Unable to look away, Dad never saw the bend in the road approaching at breakneck speed. From behind the mental veil that had descended, the boy saw the Whispery Voice’s intention. And was…intrigued. At least the “walking on eggshells,” as Mom put it, would be over. But Mom, too?

Ineffectively, he tried to wrest back control, but Whispery Voice’s grip was too strong.

“He deserves this.”

But Mom doesn’t. The boy argued.

“Silence Is Compliance,” the Voice countered.

The road ahead curved to the right to meet the bridge over Wolf’s Creek at right angles. The car didn’t turn, though. Perhaps out of pity, or simply to protect a useful tool, Whispery Voice pulled a dark shroud over the boy’s senses, so he didn’t hear Mom scream or his own throat growl, “Die, Mothfu—” as the car’s tires skidded off the shoulder.

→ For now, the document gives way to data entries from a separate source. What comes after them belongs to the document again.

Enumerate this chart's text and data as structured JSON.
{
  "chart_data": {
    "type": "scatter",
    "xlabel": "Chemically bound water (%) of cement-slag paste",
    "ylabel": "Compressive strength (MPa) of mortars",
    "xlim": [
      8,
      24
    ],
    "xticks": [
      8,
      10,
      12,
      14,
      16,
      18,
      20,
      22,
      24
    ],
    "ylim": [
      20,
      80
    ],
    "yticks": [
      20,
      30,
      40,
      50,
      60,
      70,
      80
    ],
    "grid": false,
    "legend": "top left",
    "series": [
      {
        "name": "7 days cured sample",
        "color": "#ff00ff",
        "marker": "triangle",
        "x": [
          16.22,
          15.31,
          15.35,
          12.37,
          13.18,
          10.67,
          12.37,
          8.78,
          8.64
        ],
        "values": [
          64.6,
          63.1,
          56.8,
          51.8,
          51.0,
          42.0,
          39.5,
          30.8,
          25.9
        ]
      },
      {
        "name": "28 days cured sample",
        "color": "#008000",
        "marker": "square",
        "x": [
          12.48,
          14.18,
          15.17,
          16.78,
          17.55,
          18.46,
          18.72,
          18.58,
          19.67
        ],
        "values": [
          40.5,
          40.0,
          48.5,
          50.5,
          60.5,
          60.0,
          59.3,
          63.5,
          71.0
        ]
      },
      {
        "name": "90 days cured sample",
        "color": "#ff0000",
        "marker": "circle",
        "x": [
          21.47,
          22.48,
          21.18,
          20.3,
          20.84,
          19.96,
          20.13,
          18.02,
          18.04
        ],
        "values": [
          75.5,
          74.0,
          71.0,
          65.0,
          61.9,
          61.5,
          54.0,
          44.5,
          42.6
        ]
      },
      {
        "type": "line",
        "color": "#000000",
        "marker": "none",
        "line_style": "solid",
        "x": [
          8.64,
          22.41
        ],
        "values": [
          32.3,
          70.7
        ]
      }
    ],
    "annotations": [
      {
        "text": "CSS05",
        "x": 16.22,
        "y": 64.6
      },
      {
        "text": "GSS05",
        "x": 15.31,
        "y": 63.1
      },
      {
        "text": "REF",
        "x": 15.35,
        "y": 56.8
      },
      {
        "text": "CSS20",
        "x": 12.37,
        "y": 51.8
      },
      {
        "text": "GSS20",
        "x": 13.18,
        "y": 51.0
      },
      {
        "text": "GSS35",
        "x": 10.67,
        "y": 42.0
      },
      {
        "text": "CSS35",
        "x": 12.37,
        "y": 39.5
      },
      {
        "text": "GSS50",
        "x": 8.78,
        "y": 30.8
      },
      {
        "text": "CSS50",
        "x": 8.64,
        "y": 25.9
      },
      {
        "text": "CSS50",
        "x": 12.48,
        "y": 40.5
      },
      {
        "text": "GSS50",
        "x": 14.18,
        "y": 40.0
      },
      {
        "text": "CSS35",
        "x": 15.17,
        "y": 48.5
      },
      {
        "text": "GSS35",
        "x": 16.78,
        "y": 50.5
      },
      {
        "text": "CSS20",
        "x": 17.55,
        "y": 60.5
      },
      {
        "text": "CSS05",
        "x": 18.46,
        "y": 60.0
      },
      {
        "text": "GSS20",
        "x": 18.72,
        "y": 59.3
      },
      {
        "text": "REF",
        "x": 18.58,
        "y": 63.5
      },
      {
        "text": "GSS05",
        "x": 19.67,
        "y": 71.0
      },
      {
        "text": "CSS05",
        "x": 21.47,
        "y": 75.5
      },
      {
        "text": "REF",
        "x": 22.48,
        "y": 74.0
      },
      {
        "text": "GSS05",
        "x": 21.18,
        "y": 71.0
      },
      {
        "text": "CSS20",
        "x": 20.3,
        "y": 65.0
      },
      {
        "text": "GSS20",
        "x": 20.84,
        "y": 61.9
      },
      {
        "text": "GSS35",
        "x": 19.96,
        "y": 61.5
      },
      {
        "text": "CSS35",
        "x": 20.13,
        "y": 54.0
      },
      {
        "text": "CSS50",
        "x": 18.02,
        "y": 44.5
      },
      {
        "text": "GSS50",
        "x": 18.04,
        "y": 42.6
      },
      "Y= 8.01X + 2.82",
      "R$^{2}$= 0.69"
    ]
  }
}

The jerk of his booster seat’s restraints released the boy’s bladder as the car missed the bridge and executed its nosedive down the gorge. The seconds of freefall were eerily silent, and a perfect counterpoint to the crunch of metal, glass, and bone that followed, as the SUV flipped end-over-end and settled into the deepest pool of the creek.

The shroud over the boy’s thoughts lifted just enough to let him release the belts that held him securely to the safety seat. Shrugging out of the harness as the cold mountain water poured into the car, he let it carry him through the broken window to the shallows.

Looking back from the bank, the Whispery Voice chuckled. “Well done. Come find me. Come join me,” it said before withdrawing, leaving the eight-year-old boy silently standing in the mud, drenched and shivering.